Mas esse não é o caso. O que é de foder com os fofos da puta é que ele sabe que tá fazendo a coisa errada, mas acha que pode te apresentar um bom motivo para justificar aquele vacilo, que não vai se repetir. É como quando seu filho/sobrinho/neto enfia sempre o dedo no nariz e você briga com ele. Ele vai ficar um tempo sem limpar o salão, mas quando você vacilar, lá está ele futucando a narina e, quando você o pilha no ato, ele faz a carinha mais fofa do mundo para evitar a bronca.

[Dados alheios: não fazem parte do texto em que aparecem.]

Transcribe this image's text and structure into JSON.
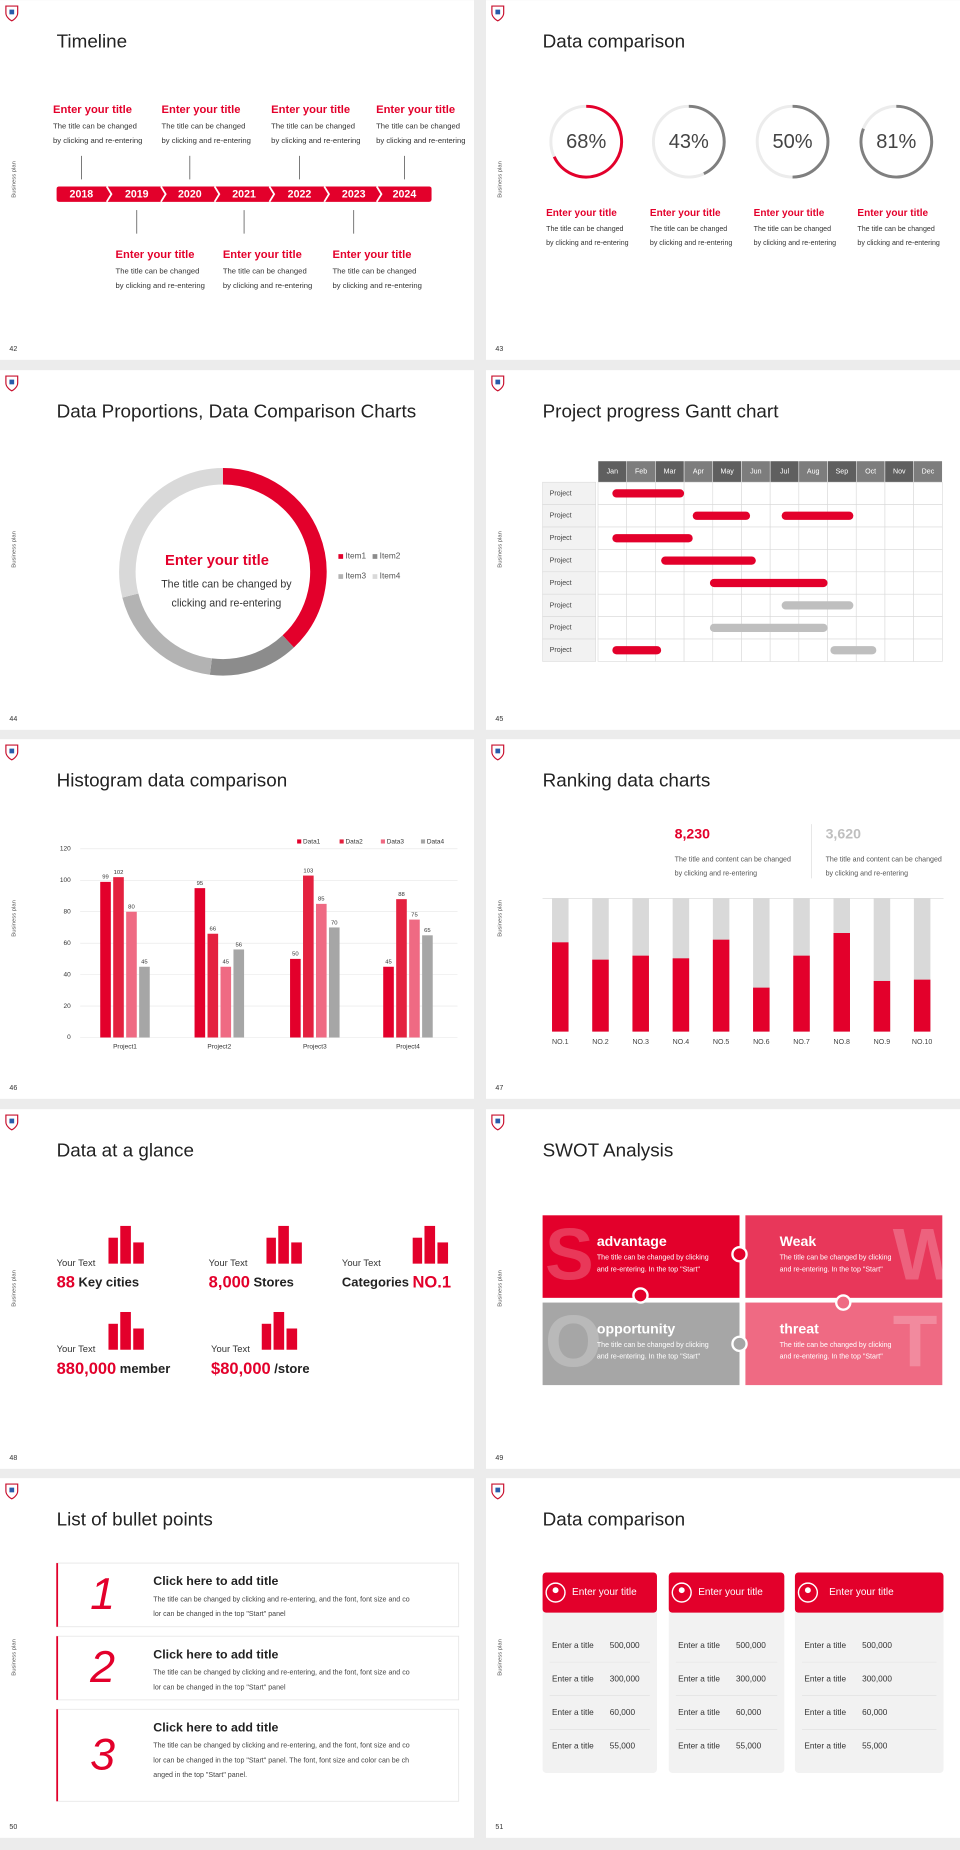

O fofo da puta é assim. Ele avança o sinal vermelho, mas foi porque estava super atrasado para aquela reunião. Joga lixo no chão, mas só porque ninguém consegue encontrar uma lixeira nessa cidade. Não devolve o troco porque o Mcdonalds já está bem rico e não vai sentir falta.
E ele pode ser o seu amigo aí do lado, ou você mesmo possa ser um escroto-fofo. Talvez eu.
É que nós não somos condicionados a sermos virtuosos apenas pelo amor a virtude. No catecismo do colégio, aprendi que deveria respeitar os mais velhos porque se não o fizesse, eu ia para o inferno. Simples assim, sem nenhuma explicação de que eu devia respeitar aquele que contribuiu para o mundo antes de mim. E seguia nessa toada: se eu brigasse com meu coleguinha, não devolvesse o troco, usasse o nome de Deus em vão, maltratasse os animais, o Tinhoso me pegava ali na esquina.
"Cuspi no lanche da tia da limpeza, passei o pau no apagador dos professores, chutei a bunda do gordinho e chamei a menina lá da frente de feia. Mas nem foi por querer, tô num dia mais ou menos. Não vai m ais acontecer, cê sabe como é"
"Cuspi no lanche da tia da limpeza, passei o pau no apagador dos professores, chutei a bunda do gordinho e chamei a menina lá da frente de feia. Mas nem foi por querer, tô num dia mais ou menos. Não vai m ais acontecer, cê sabe como é"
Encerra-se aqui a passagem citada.